Je ne manquai pas, désormais, d’emprunter chaque mercredi ce raccourci inconnu de tous les Ontariens, à l’exception des riverains. Dans une société où la connaissance des itinéraires urbains se transmet presque uniquement par voie orale, l’usage d’une carte géographique procure aux rares initiés un avantage comparatif immédiat, et réutilisable dans d’autres domaines du savoir.

À cette époque, je m’étais pris d’une telle passion pour l’informatique, ce nouveau continent rempli de merveilles, que mes connaissances progressaient à pas de géant.

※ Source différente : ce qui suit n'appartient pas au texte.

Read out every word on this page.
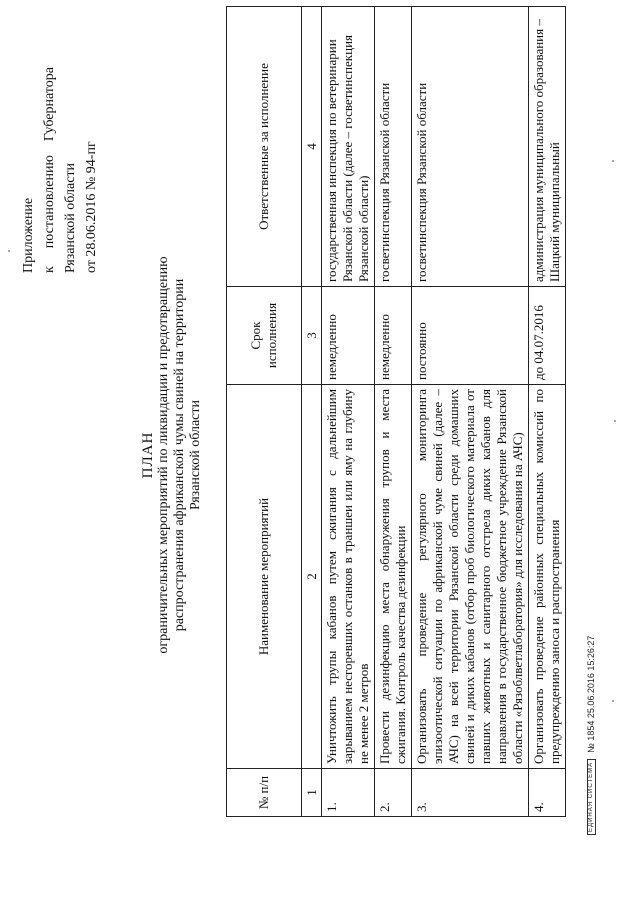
Приложение кпостановлениюГубернатора
Рязанской области от 28.06.2016 № 94-пг
ПЛАН ограничительных мероприятий по ликвидации и предотвращению распространения африканской чумы свиней на территории Рязанской области
№ п/п	Наименование мероприятий	Срок исполнения	Ответственные за исполнение
1	2	3	4
1.	Уничтожить трупы кабанов путем сжигания с дальнейшим зарыванием несгоревших останков в траншеи или яму на глубину не менее 2 метров	немедленно	государственная инспекция по ветеринарии Рязанской области (далее – госветинспекция Рязанской области)
2.	Провести дезинфекцию места обнаружения трупов и места сжигания. Контроль качества дезинфекции	немедленно	госветинспекция Рязанской области
3.	Организовать проведение регулярного мониторинга эпизоотической ситуации по африканской чуме свиней (далее – АЧС) на всей территории Рязанской области среди домашних свиней и диких кабанов (отбор проб биологического материала от павших животных и санитарного отстрела диких кабанов для направления в государственное бюджетное учреждение Рязанской области «Рязоблветлаборатория» для исследования на АЧС)	постоянно	госветинспекция Рязанской области
4.	Организовать проведение районных специальных комиссий по предупреждению заноса и распространения	до 04.07.2016	администрация муниципального образования – Шацкий муниципальный
ЕДИНАЯ СИСТЕМА№ 1854 25.06.2016 15:26:27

J’avais même entrepris la création d’un logiciel de dessin.

Dans un premier temps, la découverte de mon raccourci enfla ma vanité, ce sentiment le plus souvent stérile que certains appellent aussi « estime de soi ». Puis, je me rendis compte, à ma grande honte, que mon logiciel de dessin accomplissait lui aussi un détour inutile à travers les boulevards encombrés et les feux rouges intempestifs.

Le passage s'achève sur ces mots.